ENGINEERING · April 14, 2026 · 13 min read
How MigrationFox cut SharePoint migration time by ~50%
Migration performance is not an abstract benchmark. It is the difference between your cutover finishing on Sunday at 2am versus Monday at 9am with users waiting. This month we shipped an 18-fix performance pass across the SharePoint site migration path, the governance scanner, and the worker HTTP stack. On the tenants where we have measured end-to-end, typical SharePoint migrations are landing in about half the wall-clock time they used to take, and governance scans are 60–70% faster.
This post is the engineering-honest version of what changed. We will walk through the four categories of improvement, show where the wins actually came from, and say out loud which optimisations were theatre and which ones moved the needle.
What “throughput” actually means in migration
Before the fixes, a question: what is a migration tool’s throughput a measure of? The intuitive answer is megabytes per second — byte streaming speed. For file-heavy migrations (SMB-to-Blob, big document libraries) that is basically correct.

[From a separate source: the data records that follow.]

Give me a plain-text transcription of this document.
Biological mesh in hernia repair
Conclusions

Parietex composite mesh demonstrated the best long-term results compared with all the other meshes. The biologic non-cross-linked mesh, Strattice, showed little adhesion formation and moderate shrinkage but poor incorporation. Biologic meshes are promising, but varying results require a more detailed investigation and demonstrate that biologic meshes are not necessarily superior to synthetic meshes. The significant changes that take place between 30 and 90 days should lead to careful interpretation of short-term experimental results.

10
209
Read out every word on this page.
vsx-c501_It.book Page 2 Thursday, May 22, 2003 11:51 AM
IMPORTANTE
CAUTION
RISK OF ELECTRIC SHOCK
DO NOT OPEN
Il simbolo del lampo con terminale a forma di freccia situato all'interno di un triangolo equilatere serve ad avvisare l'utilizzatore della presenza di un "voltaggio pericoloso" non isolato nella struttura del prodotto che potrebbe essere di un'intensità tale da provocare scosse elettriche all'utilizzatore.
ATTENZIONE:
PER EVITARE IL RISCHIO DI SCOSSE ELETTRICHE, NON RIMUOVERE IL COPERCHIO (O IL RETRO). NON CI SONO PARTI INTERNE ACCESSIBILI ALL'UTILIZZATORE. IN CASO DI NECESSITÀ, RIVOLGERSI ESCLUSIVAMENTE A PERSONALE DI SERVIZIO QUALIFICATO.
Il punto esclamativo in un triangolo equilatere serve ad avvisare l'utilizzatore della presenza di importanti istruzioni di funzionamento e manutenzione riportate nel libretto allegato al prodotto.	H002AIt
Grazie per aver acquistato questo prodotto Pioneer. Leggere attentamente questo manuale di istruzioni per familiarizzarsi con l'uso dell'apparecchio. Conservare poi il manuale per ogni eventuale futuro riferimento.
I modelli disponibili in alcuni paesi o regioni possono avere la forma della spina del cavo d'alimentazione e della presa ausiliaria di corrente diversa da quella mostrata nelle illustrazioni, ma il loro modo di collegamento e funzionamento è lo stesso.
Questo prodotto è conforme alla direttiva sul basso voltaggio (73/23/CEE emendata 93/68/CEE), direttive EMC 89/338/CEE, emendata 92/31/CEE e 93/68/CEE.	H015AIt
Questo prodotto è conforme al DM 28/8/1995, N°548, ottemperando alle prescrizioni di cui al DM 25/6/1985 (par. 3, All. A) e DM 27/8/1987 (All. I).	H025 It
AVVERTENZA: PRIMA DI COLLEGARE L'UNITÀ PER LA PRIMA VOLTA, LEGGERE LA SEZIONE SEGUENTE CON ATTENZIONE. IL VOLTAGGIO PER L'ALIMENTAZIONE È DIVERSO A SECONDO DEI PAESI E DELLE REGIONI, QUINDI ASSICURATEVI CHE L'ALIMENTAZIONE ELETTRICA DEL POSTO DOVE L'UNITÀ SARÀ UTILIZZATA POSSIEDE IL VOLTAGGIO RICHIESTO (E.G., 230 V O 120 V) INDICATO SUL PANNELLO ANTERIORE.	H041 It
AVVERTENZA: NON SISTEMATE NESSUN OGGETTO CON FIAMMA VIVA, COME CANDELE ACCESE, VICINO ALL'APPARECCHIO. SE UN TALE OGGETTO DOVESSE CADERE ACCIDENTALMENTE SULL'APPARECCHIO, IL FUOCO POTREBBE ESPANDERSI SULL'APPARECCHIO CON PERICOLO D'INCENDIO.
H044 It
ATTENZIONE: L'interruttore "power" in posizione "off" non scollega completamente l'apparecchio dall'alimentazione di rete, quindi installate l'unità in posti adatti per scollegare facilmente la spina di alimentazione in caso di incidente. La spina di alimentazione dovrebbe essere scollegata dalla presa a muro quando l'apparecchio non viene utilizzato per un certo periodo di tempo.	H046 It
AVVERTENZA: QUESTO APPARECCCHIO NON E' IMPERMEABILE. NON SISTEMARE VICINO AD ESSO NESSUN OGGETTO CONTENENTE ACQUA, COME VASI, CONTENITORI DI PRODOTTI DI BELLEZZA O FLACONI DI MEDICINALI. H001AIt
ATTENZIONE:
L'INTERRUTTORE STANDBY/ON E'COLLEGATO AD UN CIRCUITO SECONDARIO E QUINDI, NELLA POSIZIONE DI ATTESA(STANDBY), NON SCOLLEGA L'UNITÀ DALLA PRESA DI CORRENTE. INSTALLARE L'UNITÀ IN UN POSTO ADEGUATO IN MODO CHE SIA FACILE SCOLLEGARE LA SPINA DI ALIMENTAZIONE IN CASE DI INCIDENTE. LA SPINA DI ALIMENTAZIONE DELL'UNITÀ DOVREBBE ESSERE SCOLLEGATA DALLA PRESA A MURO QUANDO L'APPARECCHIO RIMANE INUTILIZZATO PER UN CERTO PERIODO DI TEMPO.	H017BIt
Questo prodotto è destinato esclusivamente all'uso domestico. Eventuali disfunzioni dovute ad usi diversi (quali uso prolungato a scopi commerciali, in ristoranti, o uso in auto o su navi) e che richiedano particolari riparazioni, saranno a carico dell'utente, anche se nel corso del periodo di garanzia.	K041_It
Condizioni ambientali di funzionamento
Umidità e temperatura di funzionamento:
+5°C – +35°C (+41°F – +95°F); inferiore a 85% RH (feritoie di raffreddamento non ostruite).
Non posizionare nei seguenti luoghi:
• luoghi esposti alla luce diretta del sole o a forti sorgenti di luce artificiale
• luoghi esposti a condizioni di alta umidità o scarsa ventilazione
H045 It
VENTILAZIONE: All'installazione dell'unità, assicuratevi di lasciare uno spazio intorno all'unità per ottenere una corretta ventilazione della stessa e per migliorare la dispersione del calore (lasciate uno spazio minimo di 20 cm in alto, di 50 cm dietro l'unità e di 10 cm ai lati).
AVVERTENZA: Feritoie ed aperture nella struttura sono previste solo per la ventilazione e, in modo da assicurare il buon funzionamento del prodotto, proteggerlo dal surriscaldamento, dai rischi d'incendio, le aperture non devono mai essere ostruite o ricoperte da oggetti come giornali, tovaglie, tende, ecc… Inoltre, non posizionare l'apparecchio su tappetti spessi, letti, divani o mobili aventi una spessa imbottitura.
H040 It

For SharePoint site migrations it is only half the story.
A typical SP site migration includes:
- Enumerating site columns, content types, lists, views, pages — pure read-side metadata work
- Creating schema on the destination — dozens of small writes per list
- Writing list items — thousands of small POSTs, each with a full metadata payload
- Uploading files — a mix of large PUTs and small PUTs
- Replaying permissions — another burst of small writes
Most of the wall-clock time is spent on small requests, not on file bytes. A 5 GB document library can finish the byte transfer in five minutes but still spend twenty-five minutes waiting on 12,000 sequential Graph calls to tag each file with its content type and custom columns. Optimising throughput means optimising the small-request path — the HTTP round trips, the serialisation, the ordering — not just the bytes-per-second number that looks impressive on a marketing slide.
ShareGate and BitTitan both have “Insane Mode” / “High Speed” marketing around file transfer. That is real and it applies to file bytes. It is not the same thing as site-migration throughput, where the bottleneck is the Graph call count, not the file bytes.
Fix 1: Graph $batch for the metadata path
The Microsoft Graph /$batch endpoint accepts up to 20 sub-requests in a single HTTP round trip. For metadata-heavy phases — like reading the content types on a site, or applying column metadata to a list of items — that one feature alone is a 20x reduction in network round trips.
Before the audit, our content-type, site-column, and list-view enumeration phases were each issuing one GET per list per attribute type, sequentially. A site with 40 lists was costing us 40 × 3 round trips just to read schema. Post-fix, those enumerations are batched in groups of 20, which on a site with 40 lists drops 120 round trips to 6. Each round trip on Graph is typically 120–400ms, so the wall-clock difference on a mid-size site is roughly 30 to 45 seconds of dead air the user does not have to sit through.
We did not use $batch for item writes. Item creation in Graph has enough quirks (per-item field-stripping for invalid columns, per-item retry on 429, progressive fallback when a field fails) that the sub-request semantics of $batch (partial success, shared throttling bucket) are more hindrance than help. For writes, we went a different direction.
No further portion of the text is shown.